A first of its kind AI-model has been trained to identify ‘Hard-to-decarbonise’ homes.
‘Hard-to-decarbonise’ (HtD) houses are responsible for over a quarter of all direct housing emissions – a major obstacle to achieving net zero – but are rarely identified or targeted for improvement.
Now a new ‘deep learning’ model trained by researchers from Cambridge University’s Department of Architecture promises to make it far easier, faster and cheaper to identify these high priority problem properties and develop strategies to improve their green credentials.
Houses can be ‘hard to decarbonize’ for various reasons including their age, structure, location, social-economic barriers and availability of data. Policymakers have tended to focus mostly on generic buildings or specific hard-to-decarbonise technologies but the study, published in the journal Sustainable Cities and Society, could help to change this.
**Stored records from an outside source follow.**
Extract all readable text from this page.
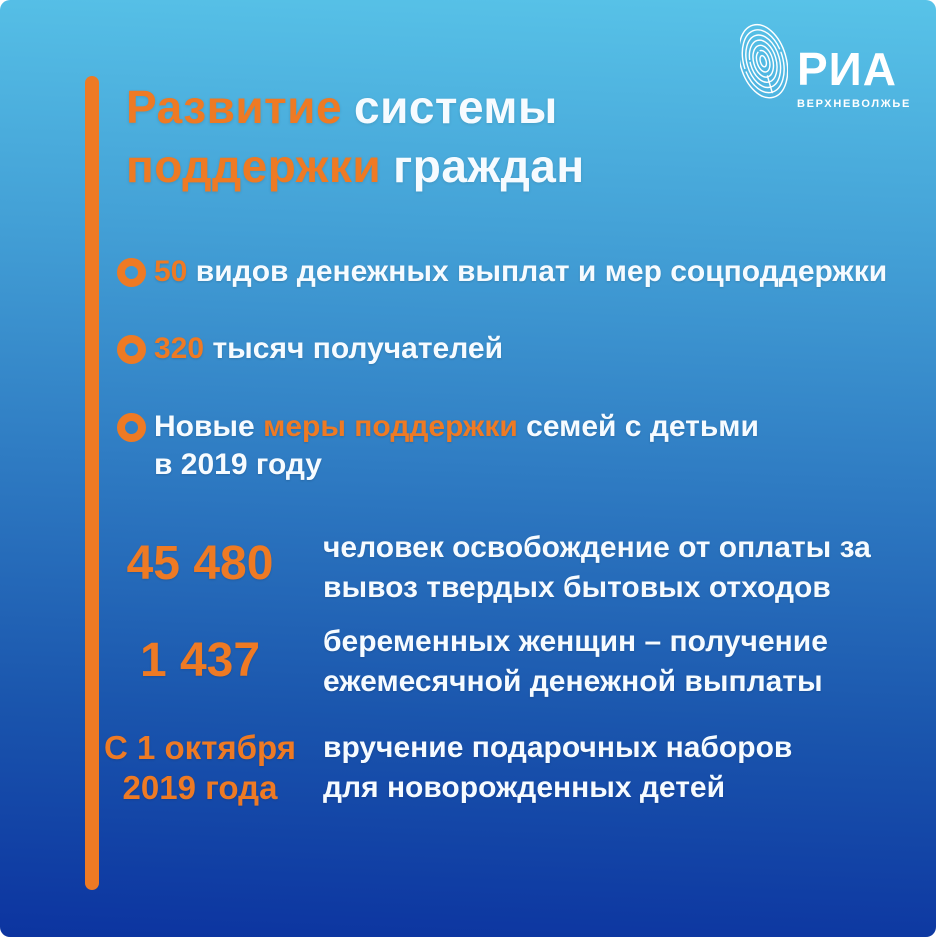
РИА
ВЕРХНЕВОЛЖЬЕ
Развитие системы
поддержки граждан
50 видов денежных выплат и мер соцподдержки
320 тысяч получателей
Новые меры поддержки семей с детьми
в 2019 году
45 480	человек освобождение от оплаты за
вывоз твердых бытовых отходов
1 437	беременных женщин – получение
ежемесячной денежной выплаты
С 1 октября
2019 года
вручение подарочных наборов
для новорожденных детей
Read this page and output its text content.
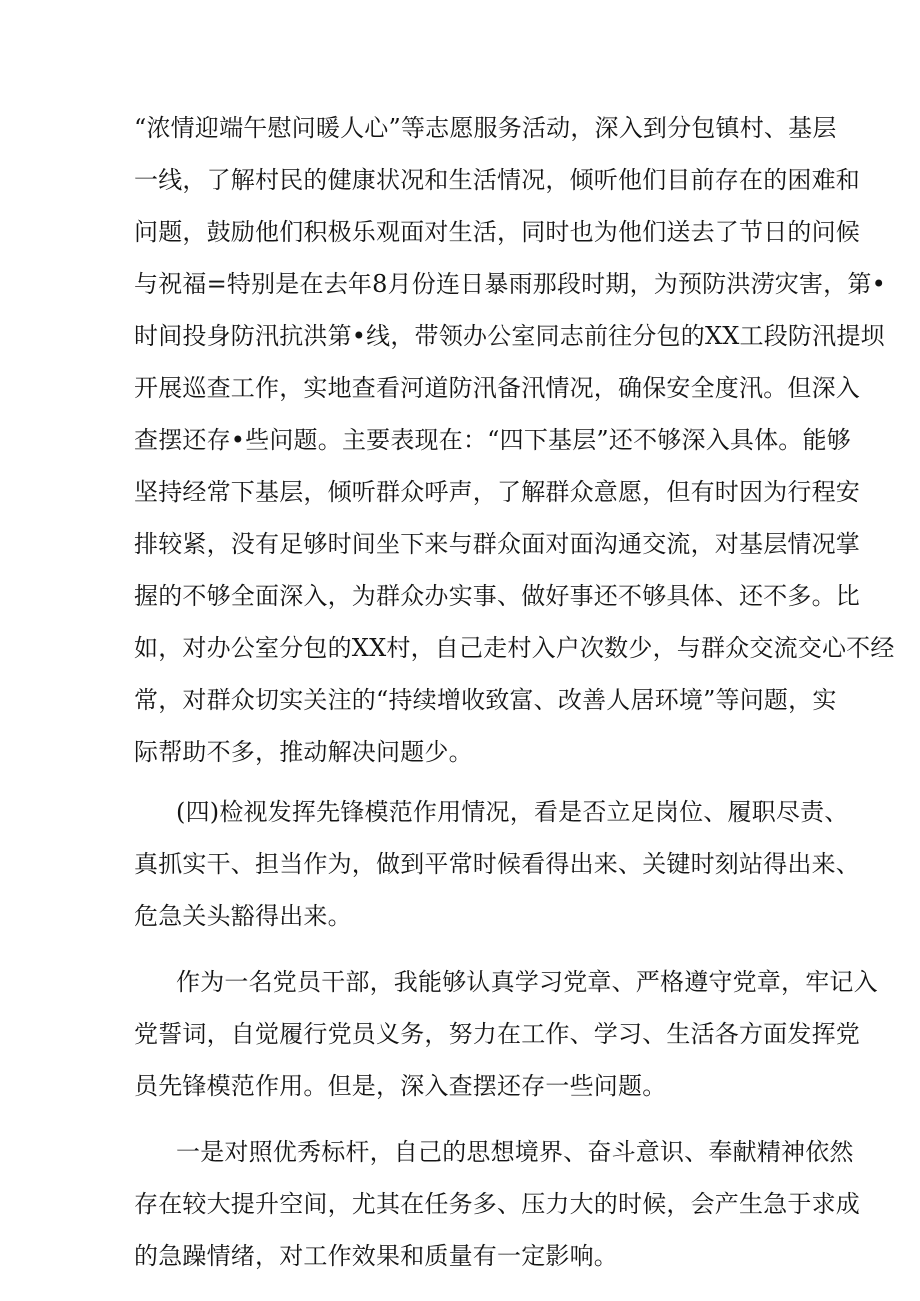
“浓情迎端午慰问暖人心”等志愿服务活动，深入到分包镇村、基层
一线，了解村民的健康状况和生活情况，倾听他们目前存在的困难和
问题，鼓励他们积极乐观面对生活，同时也为他们送去了节日的问候
与祝福=特别是在去年8月份连日暴雨那段时期，为预防洪涝灾害，第•
时间投身防汛抗洪第•线，带领办公室同志前往分包的XX工段防汛提坝
开展巡查工作，实地查看河道防汛备汛情况，确保安全度汛。但深入
查摆还存•些问题。主要表现在：“四下基层”还不够深入具体。能够
坚持经常下基层，倾听群众呼声，了解群众意愿，但有时因为行程安
排较紧，没有足够时间坐下来与群众面对面沟通交流，对基层情况掌
握的不够全面深入，为群众办实事、做好事还不够具体、还不多。比
如，对办公室分包的XX村，自己走村入户次数少，与群众交流交心不经
常，对群众切实关注的“持续增收致富、改善人居环境”等问题，实
际帮助不多，推动解决问题少。
(四)检视发挥先锋模范作用情况，看是否立足岗位、履职尽责、
真抓实干、担当作为，做到平常时候看得出来、关键时刻站得出来、
危急关头豁得出来。
作为一名党员干部，我能够认真学习党章、严格遵守党章，牢记入
党誓词，自觉履行党员义务，努力在工作、学习、生活各方面发挥党
员先锋模范作用。但是，深入查摆还存一些问题。
一是对照优秀标杆，自己的思想境界、奋斗意识、奉献精神依然
存在较大提升空间，尤其在任务多、压力大的时候，会产生急于求成
的急躁情绪，对工作效果和质量有一定影响。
Maoran Sun, an urban researcher and data scientist, and his PhD supervisor Dr Ronita Bardhan (Selwyn College), who leads Cambridge’s Sustainable Design Group, show that their AI model can classify HtD houses with 90% precision and expect this to rise as they add more data, work which is already underway.
Dr Bardhan said:
“This is the first time that AI has been trained to identify hard-to-decarbonize buildings using open source data to achieve this. Policymakers need to know how many houses they have to decarbonize, but they often lack the resources to perform detail audits on every house. Our model can direct them to high priority houses, saving them precious time and resources.”
The model also helps authorities to understand the geographical distribution of HtD houses, enabling them to efficiently target and deploy interventions efficiently.